Un anno dopo, torna il panico in Libia. Esattamente 12 mesi fa, l'11 settembre del 2012, una bomba uccise l'ambasciatore americano in Libia, Chris Stevens, e altre tre persone.

Un anno dopo, torna il panico in Libia. Esattamente 12 mesi fa, l'11 settembre del 2012, una bomba uccise l'ambasciatore americano in Libia, Chris Stevens, e altre tre persone. Oggi un'autobomba è deflagrata davanti a un edificio del ministero degli Esteri libico a Bengasi, danneggiandolo gravemente. Lo hanno riferito alcuni testimoni. Alcuni passanti sarebbero rimasti leggermente feriti. Ingenti danni anche alla sede locale della vicina Banca centrale.

Un modo per celebrare l'episodio di un anno fa. Che non solo tolse di mezzo Stevens, ma creò un forte imbarazzo nel presidente americano Barack Obama e nell'allora ministro degli Esteri Hillary Clinton. Un attentato, quello contro l'ambasciatore, rivendicato da esponenti radicali. Naturalmente, non può non venire in mente che oggi è anche l'anniversario del gravissimo attentato alle Torri Gemelle di New York.

Secondo l'Asca, nell'esplosione di questa mattina ci sarebbe anche una vittima, Salem Mohamed Al-Urufi, ex colonnello sotto il regime di Gheddafi. Lo riferisce il quotidiano locale Libya Herald, secondo cui sarebbe rimasto gravemente ferito pure il figlio del generale, operato d'urgenza.
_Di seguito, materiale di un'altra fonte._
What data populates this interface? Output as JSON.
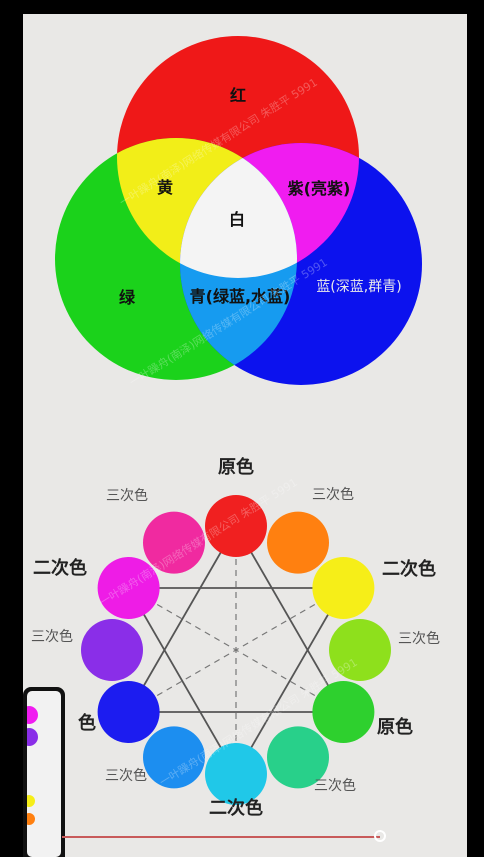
{
  "venn": {
    "labels": {
      "red": "红",
      "yellow": "黄",
      "magenta": "紫(亮紫)",
      "white": "白",
      "green": "绿",
      "cyan": "青(绿蓝,水蓝)",
      "blue": "蓝(深蓝,群青)"
    },
    "colors": {
      "red": "#ef1818",
      "green": "#1bd21b",
      "blue": "#0c12ee",
      "yellow": "#f2ee18",
      "magenta": "#f01cf0",
      "cyan": "#169bf0",
      "white": "#f4f4f4"
    }
  },
  "wheel": {
    "labels": {
      "primary_top": "原色",
      "primary_bottom_right": "原色",
      "primary_bottom_left": "色",
      "secondary_left": "二次色",
      "secondary_right": "二次色",
      "secondary_bottom": "二次色",
      "tertiary_top_left": "三次色",
      "tertiary_top_right": "三次色",
      "tertiary_mid_left": "三次色",
      "tertiary_mid_right": "三次色",
      "tertiary_bottom_left": "三次色",
      "tertiary_bottom_right": "三次色"
    },
    "colors": [
      "#f02020",
      "#ff8010",
      "#f6ee18",
      "#8ee01c",
      "#2ed02e",
      "#28d08a",
      "#20c8e8",
      "#1c8ef0",
      "#1c1cf0",
      "#8a2ee8",
      "#ee1ce6",
      "#f02aa0"
    ]
  },
  "watermark": "一叶躁舟(南泽)网络传媒有限公司 朱胜平 5991"
}
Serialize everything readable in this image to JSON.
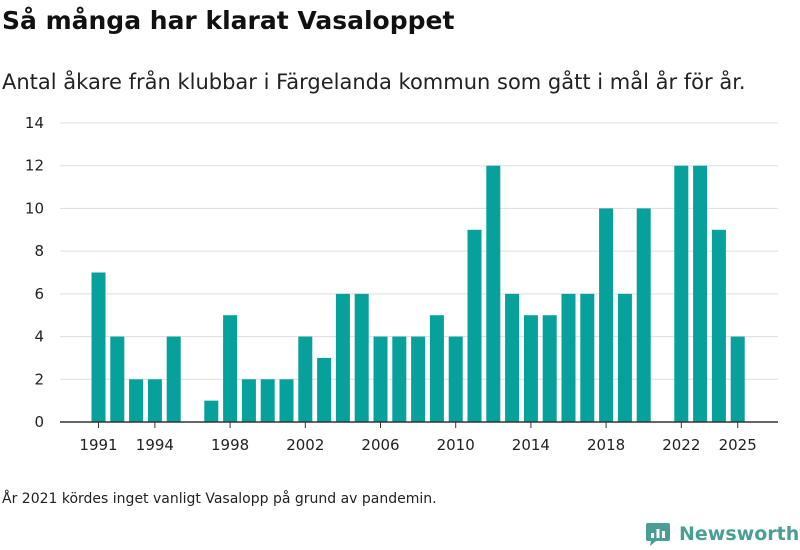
{
  "chart_data": {
    "type": "bar",
    "title": "Så många har klarat Vasaloppet",
    "subtitle": "Antal åkare från klubbar i Färgelanda kommun som gått i mål år för år.",
    "xlabel": "",
    "ylabel": "",
    "x": [
      1991,
      1992,
      1993,
      1994,
      1995,
      1996,
      1997,
      1998,
      1999,
      2000,
      2001,
      2002,
      2003,
      2004,
      2005,
      2006,
      2007,
      2008,
      2009,
      2010,
      2011,
      2012,
      2013,
      2014,
      2015,
      2016,
      2017,
      2018,
      2019,
      2020,
      2021,
      2022,
      2023,
      2024,
      2025
    ],
    "values": [
      7,
      4,
      2,
      2,
      4,
      0,
      1,
      5,
      2,
      2,
      2,
      4,
      3,
      6,
      6,
      4,
      4,
      4,
      5,
      4,
      9,
      12,
      6,
      5,
      5,
      6,
      6,
      10,
      6,
      10,
      0,
      12,
      12,
      9,
      4
    ],
    "xticks": [
      "1991",
      "1994",
      "1998",
      "2002",
      "2006",
      "2010",
      "2014",
      "2018",
      "2022",
      "2025"
    ],
    "yticks": [
      "0",
      "2",
      "4",
      "6",
      "8",
      "10",
      "12",
      "14"
    ],
    "ylim": [
      0,
      14
    ],
    "grid": true,
    "bar_color": "#06a19a",
    "grid_color": "#dddddd",
    "axis_color": "#333333"
  },
  "footnote": "År 2021 kördes inget vanligt Vasalopp på grund av pandemin.",
  "brand": {
    "name": "Newsworthy",
    "icon": "newsworthy-logo-icon",
    "color": "#4a9e94"
  }
}
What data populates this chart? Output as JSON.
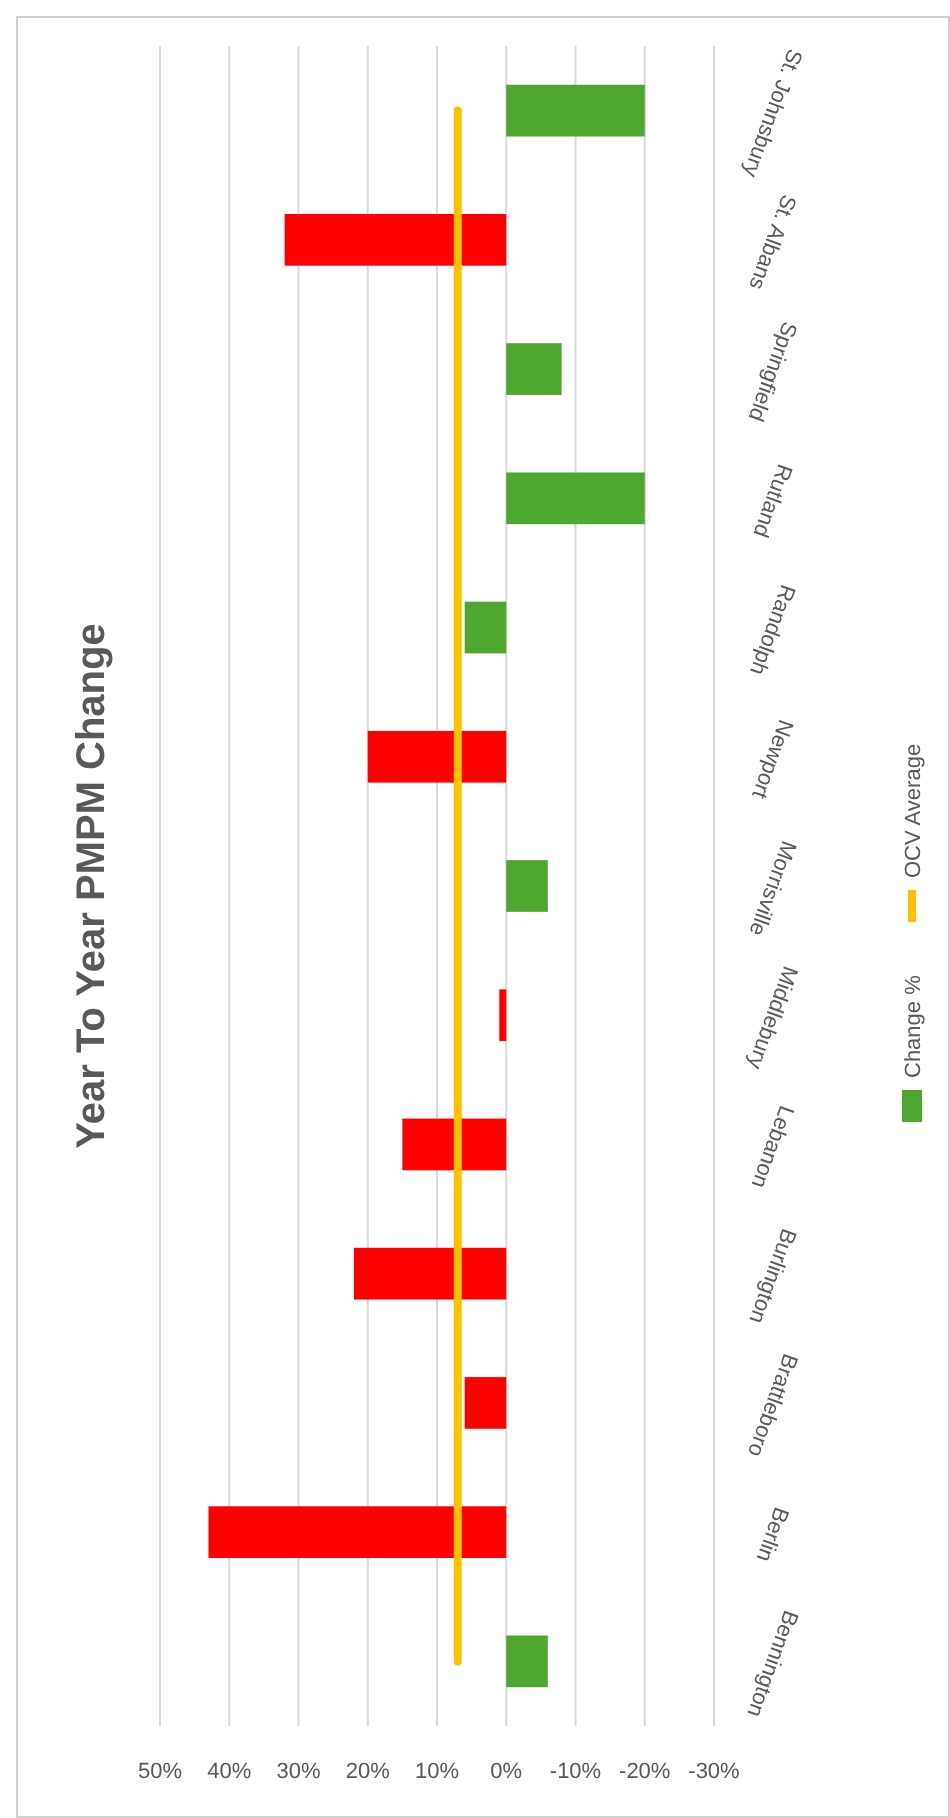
{
  "chart_data": {
    "type": "bar",
    "orientation": "horizontal",
    "title": "Year To Year PMPM Change",
    "categories": [
      "St. Johnsbury",
      "St. Albans",
      "Springfield",
      "Rutland",
      "Randolph",
      "Newport",
      "Morrisville",
      "Middlebury",
      "Lebanon",
      "Burlington",
      "Brattleboro",
      "Berlin",
      "Bennington"
    ],
    "series": [
      {
        "name": "Change %",
        "color": "#4ea72e",
        "colors": [
          "#4ea72e",
          "#ff0000",
          "#4ea72e",
          "#4ea72e",
          "#4ea72e",
          "#ff0000",
          "#4ea72e",
          "#ff0000",
          "#ff0000",
          "#ff0000",
          "#ff0000",
          "#ff0000",
          "#4ea72e"
        ],
        "values": [
          -20,
          32,
          -8,
          -20,
          6,
          20,
          -6,
          1,
          15,
          22,
          6,
          43,
          -6
        ]
      },
      {
        "name": "OCV Average",
        "type": "line",
        "color": "#ffc000",
        "values": [
          7,
          7,
          7,
          7,
          7,
          7,
          7,
          7,
          7,
          7,
          7,
          7,
          7
        ]
      }
    ],
    "xlim": [
      50,
      -30
    ],
    "xticks": [
      {
        "value": 50,
        "label": "50%"
      },
      {
        "value": 40,
        "label": "40%"
      },
      {
        "value": 30,
        "label": "30%"
      },
      {
        "value": 20,
        "label": "20%"
      },
      {
        "value": 10,
        "label": "10%"
      },
      {
        "value": 0,
        "label": "0%"
      },
      {
        "value": -10,
        "label": "-10%"
      },
      {
        "value": -20,
        "label": "-20%"
      },
      {
        "value": -30,
        "label": "-30%"
      }
    ],
    "grid": "x",
    "legend": "right"
  }
}
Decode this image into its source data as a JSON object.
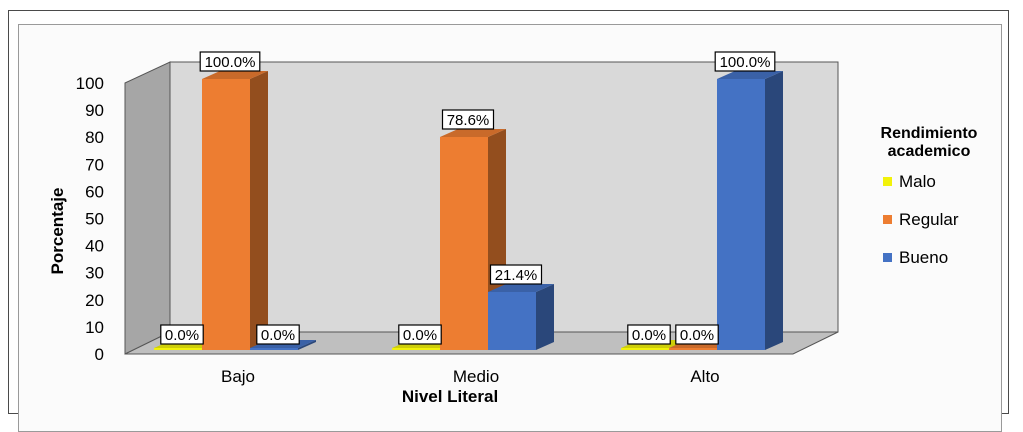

Ai tempi dl regime, quest'ultimo svolgeva le funzioni di responsabile dei reparti per la sicurezza esterna.

L'autobomba è esplosa subito dopo la preghiera dell'alba, nei pressi del mercato del quartiere di Hay Al-Salam, nella parte orientale della città. L'allerta in tutto il Paese, che già era molto alta essendo un giorno particolare per tutto il mondo, è salito ulteriormente. Al momento, non è arrivata alcuna rivendicazione sull'attentato. Ma nella zona comandano le brigate vicine ad al Qaeda.